5b) Aggregate volume curtailed, over 8 weeks (from 19th July to 13th September)
Summing up the area of the grey area visible in the chart (note that it’s not exactly a midnight-to-midnight range) above provides an approximation that there have been 65,746 MWh of possible wind production curtailed over an 8 week period.
.
5c) Putting this curtailment into context
This 65,746MWh of wind-powered electricity that could not be produced compares to other metrics for South Australia over the same period as shown in the following table:
Data set Aggregate Volume Percentage SA Wind (what would otherwise have been) 1,073,611 MWh This averages to 799 MW constant output for 24 x 7 x 8 weeks.
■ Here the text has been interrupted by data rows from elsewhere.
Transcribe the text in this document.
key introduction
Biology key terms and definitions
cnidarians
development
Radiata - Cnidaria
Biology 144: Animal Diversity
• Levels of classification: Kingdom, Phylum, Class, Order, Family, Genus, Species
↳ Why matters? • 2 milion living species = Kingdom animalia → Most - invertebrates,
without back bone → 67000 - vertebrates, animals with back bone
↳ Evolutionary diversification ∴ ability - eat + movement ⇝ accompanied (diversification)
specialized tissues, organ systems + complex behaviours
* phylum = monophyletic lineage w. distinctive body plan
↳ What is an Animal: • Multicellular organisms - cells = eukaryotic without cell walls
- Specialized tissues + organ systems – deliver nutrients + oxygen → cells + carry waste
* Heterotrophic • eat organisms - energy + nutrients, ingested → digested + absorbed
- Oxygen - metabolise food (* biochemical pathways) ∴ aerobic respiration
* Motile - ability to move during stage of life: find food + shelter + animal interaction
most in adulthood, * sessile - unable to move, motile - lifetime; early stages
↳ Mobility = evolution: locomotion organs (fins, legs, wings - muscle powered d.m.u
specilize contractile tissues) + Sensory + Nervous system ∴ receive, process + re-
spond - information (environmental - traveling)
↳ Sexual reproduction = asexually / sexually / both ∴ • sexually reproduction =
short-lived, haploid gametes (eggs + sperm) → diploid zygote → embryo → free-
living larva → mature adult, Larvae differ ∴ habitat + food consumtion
The wind curtailed represents 6.1% of this volume – not a trivial amount. SA Wind (actual) 1,007,865 MWh This averages to 750 MW constant output for 24 x 7 x 8 weeks – or, to put it another way.
Or, to put it another way, the curtailment represents 49 MW of constant output (or a 140 MW wind farm at 35% capacity factor).
The wind curtailed represents 6.5% of this volume. So production could have been 6.5% higher.
SA “Operational Demand” volume I’LL COME BACK TO THIS AND UPDATE LATER TO BE ADDED Unfortunately that’s all I have time to post about today on this topic…
Great analysis Paul. Based on your estimate, LGC spot revenue foregone for those wind farms is roughly $5.2 million! This, plus increased SA spot prices for consumers makes it an expensive constraint for those involved. Be interesting to see what a cost-benefit analysis of the (seemingly arbitrary) constraint would show…
If the wind farm owners are waiting for AEMO to change these arbitrary rules in their favour, they will be waiting a long time because AEMO is under so much other pressure from government. Instead they should contribute and fund a trial, possibly with ARENA support, as Hornsdale wind farm are doing to test the new big battery and the wind farm’s capacity to offer FCAS. It is only through the dedicated short term resources of a trial that there will be enough evidence to convince AEMO that a new set of operating rules will work.
At the time some of the more recent wind farm investments received financial close, there was an AEMO/Electranet project to increase the SA-Vic capacity of the Heywood inter-connector to 650 MW. Yet AEMO continue to impose a 500 MW constraint, citing frequency problems. So they haven’t delivered on their project. Any other contractor would be in legal problems for under-delivery.
The 1200 MW rule is perhaps a boon for wind farms, because although their volume is constrained prices remain strong, whereas without the rule the SA market prices would crash because of the 500 MW Heywood link constraint.
One would hope that with more batteries in SA to maintain frequency AEMO would relax the 1200 MW rule, and allow the Heywood inter-connector to operate at the promised 650 MW, or perhaps even its line thermal capacity of 1150 MW.
You could use non-scheduled wind as a proxy for SS output. The old non-scheduled WFs are less productive though.
Wind farms are both downward and upward dispatchable. On short time scales, a curtailed wind farm can be confident of its ability to move its output up. Likewise for solar PV.
The term “dispatchable” used to (by default) refer to the ability to “dispatch” units to run or not run on command. The term was developed when all generating units had constant access to fuel. The wind energy’s co-opting of the term and bastardizing it’s ,meaning by parsing it from the concept of system adequacy contribution was clever but immoral in intent and in practice. Private enterprise excused from morality is cancerous and ruinous to societies.
This is useful in understanding the constraint. While noting the lost LGC revenue above, I’m curious as to how many of the constrained half hours occur in the wee-early hours, given SA is notorious for having the wind blowing overnight when demand is at minimum. As such how many have actually prevented generation at what would have been low (or even negative) energy price?